## rishabh.mission 3 years ago Find ?????

1. anonymous

what?

2. rishabh.mission

$\int\limits_{ }^{}( \sqrt \cot + \sqrt tanx).dx$

3. UnkleRhaukus

not a nice problem

4. rishabh.mission

ohh then plz solve

5. UnkleRhaukus

where did you get the question from?

6. rishabh.mission

in Sample Paper

7. UnkleRhaukus

that dosent tell me anything

8. UnkleRhaukus

can you do it again @Mimi_x3 ?

9. Mimi_x3

$\int \sqrt{tanx}+\sqrt{cotx}dx =>\int\frac{sinx+cosx}{\sqrt{sinxcosx}} => \int\frac{sinx+cosx}{\sqrt{sin2x}}$ $$u=sinx-cosx$$ =>$$du=(sinx+cosx)dx$$ $$1-sin2x =u^2$$ => $$sin2x = (1-u^2)$$ Therefore, $\int\frac{1}{\sqrt{1-u^2}}du$

10. amoodarya

arcsin(sinx-cosx) +const

11. Mimi_x3

i have a feeling that something is wrong :|

12. anonymous

I would help if i could, sorry

13. amoodarya

arcsin(sinx-cosx) +const this is not answer i write it for you to test "85 Mimi_x3" answer but its not true

14. amoodarya

this integral has no answer in simple way

15. amoodarya

i turn it to complex form but its not easy

16. amoodarya

you diffrenciate this sqrt2 arcsin(sinx-cosx) i think its correct

17. Mimi_x3

Yeah, i made a minor error; sorry!
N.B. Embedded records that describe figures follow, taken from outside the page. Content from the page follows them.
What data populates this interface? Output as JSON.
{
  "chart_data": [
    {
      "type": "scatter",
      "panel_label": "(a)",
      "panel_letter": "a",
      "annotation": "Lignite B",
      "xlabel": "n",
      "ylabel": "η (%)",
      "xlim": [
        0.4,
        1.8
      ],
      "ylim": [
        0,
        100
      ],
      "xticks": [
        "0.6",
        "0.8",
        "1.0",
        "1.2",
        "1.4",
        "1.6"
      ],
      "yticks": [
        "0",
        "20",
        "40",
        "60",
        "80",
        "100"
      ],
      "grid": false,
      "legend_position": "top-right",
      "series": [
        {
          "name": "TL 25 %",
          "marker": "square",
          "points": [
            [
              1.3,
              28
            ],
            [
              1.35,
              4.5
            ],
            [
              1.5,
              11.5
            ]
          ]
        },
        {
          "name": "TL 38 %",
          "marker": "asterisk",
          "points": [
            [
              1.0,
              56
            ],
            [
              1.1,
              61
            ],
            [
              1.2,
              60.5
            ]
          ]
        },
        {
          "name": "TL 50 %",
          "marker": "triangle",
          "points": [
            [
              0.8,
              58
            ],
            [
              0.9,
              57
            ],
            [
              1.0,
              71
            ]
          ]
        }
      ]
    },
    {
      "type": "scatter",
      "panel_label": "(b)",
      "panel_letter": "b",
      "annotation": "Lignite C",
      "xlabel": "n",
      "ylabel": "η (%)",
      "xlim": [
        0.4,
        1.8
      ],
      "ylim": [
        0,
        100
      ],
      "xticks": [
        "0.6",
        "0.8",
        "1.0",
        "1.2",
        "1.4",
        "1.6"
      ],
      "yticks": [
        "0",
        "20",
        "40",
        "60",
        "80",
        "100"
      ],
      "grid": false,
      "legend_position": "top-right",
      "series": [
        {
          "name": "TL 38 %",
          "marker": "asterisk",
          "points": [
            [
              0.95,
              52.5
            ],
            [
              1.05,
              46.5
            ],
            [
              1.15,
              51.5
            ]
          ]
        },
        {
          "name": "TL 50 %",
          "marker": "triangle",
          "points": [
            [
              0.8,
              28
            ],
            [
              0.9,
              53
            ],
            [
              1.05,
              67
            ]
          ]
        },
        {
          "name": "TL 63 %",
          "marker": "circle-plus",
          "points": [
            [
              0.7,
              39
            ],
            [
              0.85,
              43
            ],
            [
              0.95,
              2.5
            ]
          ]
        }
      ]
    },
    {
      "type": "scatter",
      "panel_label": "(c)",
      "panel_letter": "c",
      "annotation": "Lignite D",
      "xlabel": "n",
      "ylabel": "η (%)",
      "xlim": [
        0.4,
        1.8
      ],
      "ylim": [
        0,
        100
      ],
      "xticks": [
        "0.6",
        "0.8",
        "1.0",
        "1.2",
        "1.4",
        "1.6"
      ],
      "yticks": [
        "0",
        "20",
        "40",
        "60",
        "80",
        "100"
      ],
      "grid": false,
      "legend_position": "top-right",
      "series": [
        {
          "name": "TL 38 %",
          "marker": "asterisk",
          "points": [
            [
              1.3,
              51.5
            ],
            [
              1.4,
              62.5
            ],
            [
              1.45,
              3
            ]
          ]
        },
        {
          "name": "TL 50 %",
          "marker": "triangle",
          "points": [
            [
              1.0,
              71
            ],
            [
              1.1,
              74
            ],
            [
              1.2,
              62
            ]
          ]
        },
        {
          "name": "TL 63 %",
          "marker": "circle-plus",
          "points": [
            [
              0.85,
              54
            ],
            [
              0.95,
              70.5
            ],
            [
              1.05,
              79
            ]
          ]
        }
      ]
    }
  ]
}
Happens, when i dont do it on paper lol $$sin2x = 2sinxcosx$$ $$sinxcosx = 1/2sin2x$$ $\int\limits\frac{\sin+cosx}{\sqrt{1/2\sin2x}} =>\sqrt{2} \int\limits\frac{sinx+cosx}{\sqrt{\sin2x}} =>\sqrt{2}\int\limits\frac{1}{\sqrt{1-u^{2}}} du$

18. rishabh.mission

OK but can i solve this in a different method like can i Re write as $\int\limits_{}^{} \sqrt{ \tan x} (1+\cot x )dx$ and then Put tan x = t², so that sec²x dx = 2t dt Or $dx=2t . dt / 1+t ^{4}$

19. shubhamsrg

NCERT example if I am recalling correctly eh ?

20. anonymous

why did u re write it in that form?... it dusnt look right.......... btw, thats a good question, a challenging one

21. rishabh.mission

yeah it isz

22. Mimi_x3

@rishabh.mission: the solution i gave; is the easiest method to solve this integral.

23. rishabh.mission

ok thnku